Meine sehr verehrten Damen und Herren, es gibt ganz viele Arten, wie taubblinde Menschen miteinander kommunizieren, zum Beispiel durch das Lorm-Alphabet, das ich Ihnen schon zu zeigen versucht habe. Es ist aber auch noch eine vielfältigere taktile Sprache. Zum Beispiel diejenigen, die Gebärdensprache gelernt haben, versuchen später, wenn sie nicht mehr sehen können, taktil zu gebärden – das ist gar nicht so einfach zu verstehen – oder sie haben ihre eigenen taktilen Gebärden, die sie sich nicht nur auf die Hände aufzeichnen. Wenn zum Beispiel jemand einem Menschen, der taubblind ist, anzeigen möchte, dass hier im Saal gerade eine besonders fröhliche oder heitere Stimmung vorherrscht, dann würde er zu ihm hingehen und ihm einen Smiley auf die Schulter malen – Sie können es ja auch einmal probieren.
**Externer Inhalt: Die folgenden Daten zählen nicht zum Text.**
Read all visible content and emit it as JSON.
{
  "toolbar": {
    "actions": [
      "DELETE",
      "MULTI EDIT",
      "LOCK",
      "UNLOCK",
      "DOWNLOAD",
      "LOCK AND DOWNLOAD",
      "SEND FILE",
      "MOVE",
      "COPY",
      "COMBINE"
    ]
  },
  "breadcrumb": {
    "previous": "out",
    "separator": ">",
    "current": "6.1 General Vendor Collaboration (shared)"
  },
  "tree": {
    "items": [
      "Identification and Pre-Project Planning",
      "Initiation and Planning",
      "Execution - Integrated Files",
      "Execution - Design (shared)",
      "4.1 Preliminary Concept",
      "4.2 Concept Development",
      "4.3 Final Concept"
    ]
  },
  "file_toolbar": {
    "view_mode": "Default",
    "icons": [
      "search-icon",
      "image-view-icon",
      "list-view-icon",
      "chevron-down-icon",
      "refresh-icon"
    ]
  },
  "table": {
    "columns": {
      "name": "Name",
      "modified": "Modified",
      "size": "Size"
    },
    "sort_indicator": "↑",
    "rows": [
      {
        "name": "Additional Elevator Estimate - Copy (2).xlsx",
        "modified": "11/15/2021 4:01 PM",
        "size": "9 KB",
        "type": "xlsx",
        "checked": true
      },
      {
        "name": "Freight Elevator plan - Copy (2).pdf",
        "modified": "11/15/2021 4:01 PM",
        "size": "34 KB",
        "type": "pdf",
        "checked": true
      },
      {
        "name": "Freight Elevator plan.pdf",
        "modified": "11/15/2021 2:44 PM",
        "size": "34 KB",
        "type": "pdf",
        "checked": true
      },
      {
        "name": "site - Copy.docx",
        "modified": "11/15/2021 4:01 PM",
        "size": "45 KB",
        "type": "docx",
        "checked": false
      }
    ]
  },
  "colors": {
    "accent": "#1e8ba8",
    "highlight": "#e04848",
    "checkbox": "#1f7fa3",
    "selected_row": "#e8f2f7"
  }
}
Wir hoffen einfach, dass wir mit unserem heutigen Antrag eine positive, eine fröhliche Stimmung bei Menschen, die taubblind sind, erzeugen können.
Sehr geehrte Frau Präsidentin! Meine sehr geehrten Damen und Herren! Lieber Herr Krasselt, na bitte! Es geht doch! Das hätten wir alles schon in den vergangenen Legislaturen haben können. Willkommen in der neuen Zeit!
Meine Damen und Herren! Wenn es von der Koalition heute einen solchen Antrag gibt, wird es natürlich schwer, jetzt noch irgendetwas Neues zu sagen. Miteinander reden, sich austauschen, Erlebnisse teilen – Kommunikation ist elementar für das Miteinander. Für Menschen ohne Beeinträchtigung ist dies eine Selbstverständlichkeit, für Menschen mit körperlichen, geistigen oder seelischen Einschränkungen manchmal nicht ganz unproblematisch, aber machbar.